足の怪我の痛みを面に出さずにプレーしていますが、一方でここまで人は我慢強いものか?また、ここまでしてこの年だけにこだわる意味合いはプロ選手として相応しい態度なのかは疑問です。
一方では、今ではあまり聞かない「命を惜しむな、名を惜しめ」という古来の考えに則ると清々しい気がするのも確か。沖田のプレースタイルも清々しいですが。
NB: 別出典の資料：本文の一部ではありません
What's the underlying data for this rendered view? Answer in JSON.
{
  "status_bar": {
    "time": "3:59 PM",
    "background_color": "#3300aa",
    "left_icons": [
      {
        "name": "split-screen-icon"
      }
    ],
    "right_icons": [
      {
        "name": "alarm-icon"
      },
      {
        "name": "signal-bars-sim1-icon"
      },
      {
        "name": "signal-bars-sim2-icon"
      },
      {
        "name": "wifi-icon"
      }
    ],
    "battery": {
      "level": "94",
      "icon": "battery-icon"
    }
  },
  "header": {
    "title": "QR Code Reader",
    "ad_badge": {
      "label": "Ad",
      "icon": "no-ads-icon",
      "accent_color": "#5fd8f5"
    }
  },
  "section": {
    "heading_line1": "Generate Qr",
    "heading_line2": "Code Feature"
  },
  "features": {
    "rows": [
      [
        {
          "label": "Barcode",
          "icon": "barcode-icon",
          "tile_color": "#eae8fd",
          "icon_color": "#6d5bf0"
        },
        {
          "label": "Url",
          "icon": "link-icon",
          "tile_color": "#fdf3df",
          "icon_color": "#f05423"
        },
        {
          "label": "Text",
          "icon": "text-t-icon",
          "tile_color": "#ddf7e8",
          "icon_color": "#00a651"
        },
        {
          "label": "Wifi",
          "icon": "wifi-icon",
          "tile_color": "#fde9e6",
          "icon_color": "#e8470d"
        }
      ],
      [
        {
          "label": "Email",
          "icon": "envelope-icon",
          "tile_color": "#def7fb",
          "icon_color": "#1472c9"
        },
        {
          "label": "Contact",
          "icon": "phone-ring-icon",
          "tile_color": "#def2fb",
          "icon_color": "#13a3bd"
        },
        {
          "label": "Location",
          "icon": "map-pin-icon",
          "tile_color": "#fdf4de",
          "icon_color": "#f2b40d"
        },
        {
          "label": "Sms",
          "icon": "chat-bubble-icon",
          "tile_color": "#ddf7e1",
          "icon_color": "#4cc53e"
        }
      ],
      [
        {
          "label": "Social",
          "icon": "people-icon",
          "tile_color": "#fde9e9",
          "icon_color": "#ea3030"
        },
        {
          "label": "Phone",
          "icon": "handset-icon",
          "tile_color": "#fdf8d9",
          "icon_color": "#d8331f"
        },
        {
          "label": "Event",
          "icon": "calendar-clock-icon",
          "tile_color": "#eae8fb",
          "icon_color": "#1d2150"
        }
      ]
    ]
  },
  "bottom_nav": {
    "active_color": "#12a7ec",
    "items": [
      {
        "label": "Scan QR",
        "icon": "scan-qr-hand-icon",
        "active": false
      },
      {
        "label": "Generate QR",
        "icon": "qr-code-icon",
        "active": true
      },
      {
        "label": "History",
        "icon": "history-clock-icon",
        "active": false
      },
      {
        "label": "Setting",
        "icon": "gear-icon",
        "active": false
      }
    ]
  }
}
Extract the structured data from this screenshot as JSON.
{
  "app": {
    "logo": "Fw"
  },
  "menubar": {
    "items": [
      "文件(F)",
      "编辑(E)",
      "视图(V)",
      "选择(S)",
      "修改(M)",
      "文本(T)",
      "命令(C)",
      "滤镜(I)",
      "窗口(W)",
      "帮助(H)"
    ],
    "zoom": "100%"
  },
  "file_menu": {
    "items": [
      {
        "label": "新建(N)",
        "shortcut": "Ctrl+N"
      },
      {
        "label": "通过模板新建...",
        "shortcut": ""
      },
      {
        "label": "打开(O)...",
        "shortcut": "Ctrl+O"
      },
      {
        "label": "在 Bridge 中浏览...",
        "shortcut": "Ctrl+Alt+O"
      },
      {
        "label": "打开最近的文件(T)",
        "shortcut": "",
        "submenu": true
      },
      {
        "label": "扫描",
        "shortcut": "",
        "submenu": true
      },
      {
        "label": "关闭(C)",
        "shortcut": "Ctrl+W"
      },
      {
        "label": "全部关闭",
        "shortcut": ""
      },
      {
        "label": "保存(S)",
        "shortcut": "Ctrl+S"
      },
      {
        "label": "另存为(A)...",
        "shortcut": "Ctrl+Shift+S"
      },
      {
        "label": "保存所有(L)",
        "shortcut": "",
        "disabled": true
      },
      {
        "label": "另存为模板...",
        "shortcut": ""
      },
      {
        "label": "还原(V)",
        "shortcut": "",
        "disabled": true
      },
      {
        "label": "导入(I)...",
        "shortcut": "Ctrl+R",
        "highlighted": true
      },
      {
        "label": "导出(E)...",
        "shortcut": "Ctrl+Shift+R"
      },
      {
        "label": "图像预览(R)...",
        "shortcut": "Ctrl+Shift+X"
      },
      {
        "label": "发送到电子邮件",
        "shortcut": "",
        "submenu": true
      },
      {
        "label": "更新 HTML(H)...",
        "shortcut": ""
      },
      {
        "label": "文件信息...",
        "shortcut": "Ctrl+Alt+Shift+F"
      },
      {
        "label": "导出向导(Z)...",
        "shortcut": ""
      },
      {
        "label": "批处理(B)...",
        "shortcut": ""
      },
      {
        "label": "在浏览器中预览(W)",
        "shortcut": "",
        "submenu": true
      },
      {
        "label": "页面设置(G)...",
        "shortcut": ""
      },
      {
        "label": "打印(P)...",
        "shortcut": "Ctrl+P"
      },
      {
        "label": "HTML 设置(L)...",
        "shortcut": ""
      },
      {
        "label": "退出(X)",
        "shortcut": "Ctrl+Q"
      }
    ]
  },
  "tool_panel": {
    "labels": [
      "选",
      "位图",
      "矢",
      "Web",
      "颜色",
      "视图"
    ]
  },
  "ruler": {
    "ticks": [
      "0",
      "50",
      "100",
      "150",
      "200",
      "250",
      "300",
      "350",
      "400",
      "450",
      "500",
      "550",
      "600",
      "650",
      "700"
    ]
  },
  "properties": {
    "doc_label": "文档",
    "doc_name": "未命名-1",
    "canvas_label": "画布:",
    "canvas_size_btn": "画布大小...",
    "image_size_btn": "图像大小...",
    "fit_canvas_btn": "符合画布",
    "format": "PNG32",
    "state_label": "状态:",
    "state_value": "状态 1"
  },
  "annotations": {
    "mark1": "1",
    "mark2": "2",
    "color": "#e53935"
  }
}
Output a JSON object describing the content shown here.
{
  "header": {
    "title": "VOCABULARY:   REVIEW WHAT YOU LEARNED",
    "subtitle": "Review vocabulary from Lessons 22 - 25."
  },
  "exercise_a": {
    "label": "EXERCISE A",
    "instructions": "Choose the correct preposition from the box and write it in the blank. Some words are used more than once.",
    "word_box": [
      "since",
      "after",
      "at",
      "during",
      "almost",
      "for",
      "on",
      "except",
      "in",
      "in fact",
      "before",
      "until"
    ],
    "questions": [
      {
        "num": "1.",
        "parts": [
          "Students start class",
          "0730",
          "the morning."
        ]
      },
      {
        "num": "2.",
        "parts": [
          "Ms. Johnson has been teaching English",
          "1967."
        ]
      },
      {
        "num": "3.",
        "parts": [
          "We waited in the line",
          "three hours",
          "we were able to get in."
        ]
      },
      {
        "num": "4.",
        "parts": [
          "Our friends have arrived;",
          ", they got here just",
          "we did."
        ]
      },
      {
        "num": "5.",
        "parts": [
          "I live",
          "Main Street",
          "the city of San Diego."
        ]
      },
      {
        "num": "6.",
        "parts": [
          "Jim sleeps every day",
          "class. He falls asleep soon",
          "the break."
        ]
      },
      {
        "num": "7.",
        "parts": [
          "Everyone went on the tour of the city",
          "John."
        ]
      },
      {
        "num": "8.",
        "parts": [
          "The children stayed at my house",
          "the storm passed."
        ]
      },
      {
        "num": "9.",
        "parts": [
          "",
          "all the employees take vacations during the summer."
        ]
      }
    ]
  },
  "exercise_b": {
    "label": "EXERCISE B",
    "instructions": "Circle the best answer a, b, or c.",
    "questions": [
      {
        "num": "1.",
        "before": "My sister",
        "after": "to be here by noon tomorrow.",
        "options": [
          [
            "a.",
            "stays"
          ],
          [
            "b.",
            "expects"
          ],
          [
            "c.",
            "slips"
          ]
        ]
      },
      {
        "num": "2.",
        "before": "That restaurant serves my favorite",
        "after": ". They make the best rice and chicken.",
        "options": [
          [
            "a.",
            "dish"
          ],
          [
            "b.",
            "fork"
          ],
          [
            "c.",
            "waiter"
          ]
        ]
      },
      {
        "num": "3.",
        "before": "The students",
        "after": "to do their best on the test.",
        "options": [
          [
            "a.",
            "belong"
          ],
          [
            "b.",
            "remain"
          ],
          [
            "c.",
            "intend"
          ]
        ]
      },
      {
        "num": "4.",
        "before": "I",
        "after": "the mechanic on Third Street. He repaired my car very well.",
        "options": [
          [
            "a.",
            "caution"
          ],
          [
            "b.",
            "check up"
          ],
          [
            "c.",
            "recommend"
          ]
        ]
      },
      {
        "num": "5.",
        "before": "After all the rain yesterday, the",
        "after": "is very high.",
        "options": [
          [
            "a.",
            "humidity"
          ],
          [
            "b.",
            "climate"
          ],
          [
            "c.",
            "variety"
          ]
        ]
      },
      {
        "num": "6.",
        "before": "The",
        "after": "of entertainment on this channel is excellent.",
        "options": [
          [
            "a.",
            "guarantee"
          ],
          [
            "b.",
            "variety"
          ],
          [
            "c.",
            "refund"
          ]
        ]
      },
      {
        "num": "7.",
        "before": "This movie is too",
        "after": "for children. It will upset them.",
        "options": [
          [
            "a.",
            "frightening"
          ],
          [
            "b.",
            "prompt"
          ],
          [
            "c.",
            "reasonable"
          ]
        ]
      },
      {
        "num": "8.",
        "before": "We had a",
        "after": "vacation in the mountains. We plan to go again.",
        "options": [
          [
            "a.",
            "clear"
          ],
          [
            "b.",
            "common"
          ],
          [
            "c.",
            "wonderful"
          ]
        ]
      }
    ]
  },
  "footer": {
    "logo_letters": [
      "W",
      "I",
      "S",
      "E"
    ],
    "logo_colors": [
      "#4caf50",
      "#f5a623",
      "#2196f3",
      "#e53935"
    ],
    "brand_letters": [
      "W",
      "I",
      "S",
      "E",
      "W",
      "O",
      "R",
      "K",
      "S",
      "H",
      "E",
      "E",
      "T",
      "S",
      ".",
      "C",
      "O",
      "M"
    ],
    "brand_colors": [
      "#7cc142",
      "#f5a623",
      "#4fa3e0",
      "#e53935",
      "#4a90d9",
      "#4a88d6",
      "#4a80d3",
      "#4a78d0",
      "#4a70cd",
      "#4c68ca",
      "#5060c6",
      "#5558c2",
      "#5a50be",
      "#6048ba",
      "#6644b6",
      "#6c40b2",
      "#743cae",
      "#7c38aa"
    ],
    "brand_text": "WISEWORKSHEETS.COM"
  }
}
巻の最終には、足の怪我を恐れずに放つ沖田のビッグドライブを見た、確固たる自分のプレースタイルとゴルフ理論を持つブラッド・オーエンが、沖田に対して畏敬の念を持つ姿は、やはり「命を惜しむな、名を惜しめ」という、オーエンにとっては異国の、古来からの考え方・態度への畏敬のようにも感じます。
相変わらず、各章末の文章が過去形なのが、沖田のプレーがマスターズで終わるような感じがして気になりますが、話としては前巻、前々巻に較べると悲壮感が薄れていて、読んでいて清々しい気持ちが強かったストーリー展開でした。